Nearly 50 years after John F. Kennedy was assassinated, debate and conspiracy theories linger over how he was killed, and who exactly was behind it.
In a new television special on PBS' science documentary show "NOVA," a team of experts look at the assassination in a new light, in some cases casting doubt on the "official story" of the president's murder by a lone gunman, Lee Harvey Oswald. The special, called "Cold Case JFK," airs tonight (Nov. 13) at 9 p.m. ET.
The show re-hashes the general story of the assassination, and covers the findings of the official investigation, the widely criticized Warren Commission report. As the experts on the show note, that commission concluded that Oswald acted alone, and only struck Kennedy with two bullets. One of these, the so-called "magic bullet," also allegedly caused serious injuries to Texas Governor John Connally, who was sitting in the front seat of the president's convertible. That theory — which holds that the single bullet caused seven separate wounds in the two men — has long been disputed, but is essential to the single-shooter hypothesis.
In the show, the experts test-fire the exact weapon that Lee Harvey Oswald allegedly used to kill President Kennedy, a Carcano bolt-action rifle. Among other things, their tests show that the bullet would have likely become deformed after passing through Kennedy's body and hitting Connally, which runs counter to the relatively unscathed appearance of the "magic" bullet, found on a gurney at the hospital where both men were rushed after the shooting.
The show also notes that Connally disputed the official story, and that a subsequent investigation by Congress — the House Select Committee on Assassinations' 1979 report — concluded that there was probably a second gunman on the "grassy knoll," making the JFK assassination a conspiracy. Offering credence to this finding, experts on the "NOVA" episode took a variety of advanced laser measurements from Dealey Plaza (where the president was shot), showing it would've indeed been possible to hit Kennedy in the front-right portion of his head from the "grassy knoll" at a distance of about 100 feet.

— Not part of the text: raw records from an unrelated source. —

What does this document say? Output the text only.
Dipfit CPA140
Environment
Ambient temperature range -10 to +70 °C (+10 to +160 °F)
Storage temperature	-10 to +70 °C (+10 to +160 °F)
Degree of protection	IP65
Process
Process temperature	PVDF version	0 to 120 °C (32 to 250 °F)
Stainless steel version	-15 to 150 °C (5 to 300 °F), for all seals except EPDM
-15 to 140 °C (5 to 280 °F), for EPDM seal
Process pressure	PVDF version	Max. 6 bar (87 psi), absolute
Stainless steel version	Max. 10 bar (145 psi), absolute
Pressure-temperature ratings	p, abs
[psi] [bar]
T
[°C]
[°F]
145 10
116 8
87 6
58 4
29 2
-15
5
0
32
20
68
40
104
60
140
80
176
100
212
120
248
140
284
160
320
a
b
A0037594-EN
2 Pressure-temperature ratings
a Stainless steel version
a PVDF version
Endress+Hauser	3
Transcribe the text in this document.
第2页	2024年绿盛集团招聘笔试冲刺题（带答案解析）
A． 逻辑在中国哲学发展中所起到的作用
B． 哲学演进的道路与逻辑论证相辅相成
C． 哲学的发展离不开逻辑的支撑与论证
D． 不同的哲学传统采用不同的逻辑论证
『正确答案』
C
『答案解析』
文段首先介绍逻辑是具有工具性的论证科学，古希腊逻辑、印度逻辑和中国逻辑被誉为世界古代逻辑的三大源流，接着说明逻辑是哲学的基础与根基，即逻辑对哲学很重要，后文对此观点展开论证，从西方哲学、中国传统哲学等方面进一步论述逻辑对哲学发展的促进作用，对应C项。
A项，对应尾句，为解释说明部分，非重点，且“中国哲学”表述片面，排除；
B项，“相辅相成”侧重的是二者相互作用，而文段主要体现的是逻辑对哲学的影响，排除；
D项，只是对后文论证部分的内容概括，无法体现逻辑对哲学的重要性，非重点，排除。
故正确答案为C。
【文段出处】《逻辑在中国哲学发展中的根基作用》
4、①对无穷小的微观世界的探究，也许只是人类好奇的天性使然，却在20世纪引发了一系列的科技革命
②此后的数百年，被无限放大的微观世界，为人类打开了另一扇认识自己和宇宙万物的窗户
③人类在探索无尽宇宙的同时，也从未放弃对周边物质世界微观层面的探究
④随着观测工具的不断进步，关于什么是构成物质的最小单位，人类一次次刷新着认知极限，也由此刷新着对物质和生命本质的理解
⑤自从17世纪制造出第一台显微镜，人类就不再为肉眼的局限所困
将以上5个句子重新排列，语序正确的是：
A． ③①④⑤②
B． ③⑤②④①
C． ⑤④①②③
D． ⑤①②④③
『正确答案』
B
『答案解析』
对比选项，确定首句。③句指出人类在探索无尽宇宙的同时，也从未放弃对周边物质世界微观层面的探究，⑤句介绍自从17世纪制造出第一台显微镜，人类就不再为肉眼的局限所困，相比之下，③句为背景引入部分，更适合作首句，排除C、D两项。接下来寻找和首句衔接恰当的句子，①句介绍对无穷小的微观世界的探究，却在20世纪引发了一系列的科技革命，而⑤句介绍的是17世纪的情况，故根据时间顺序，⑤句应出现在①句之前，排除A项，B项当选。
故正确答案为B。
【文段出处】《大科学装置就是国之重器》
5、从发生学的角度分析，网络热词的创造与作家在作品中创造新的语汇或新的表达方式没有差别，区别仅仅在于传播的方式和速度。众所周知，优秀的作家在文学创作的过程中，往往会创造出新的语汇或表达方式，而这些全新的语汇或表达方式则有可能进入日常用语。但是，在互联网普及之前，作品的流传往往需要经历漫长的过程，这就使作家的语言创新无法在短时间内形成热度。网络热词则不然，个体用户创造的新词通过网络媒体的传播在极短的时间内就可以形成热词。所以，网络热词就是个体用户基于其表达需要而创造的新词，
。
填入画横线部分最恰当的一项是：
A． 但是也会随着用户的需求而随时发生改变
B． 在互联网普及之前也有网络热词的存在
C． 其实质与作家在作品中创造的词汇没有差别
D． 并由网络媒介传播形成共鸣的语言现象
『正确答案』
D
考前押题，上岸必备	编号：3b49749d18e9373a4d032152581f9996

Nevertheless, the experts examined other evidence that support the conclusion that Oswald was the sole shooter, and that both bullets entered the body from the back, the direction from which Oswald would've been firing. This, however, conflicts with footage from the Zapruder film (footage of the assassination captured by a home video camera), which appears to show Kennedy's head jolting back and to the left, suggesting a shot from the front — and a second gunman.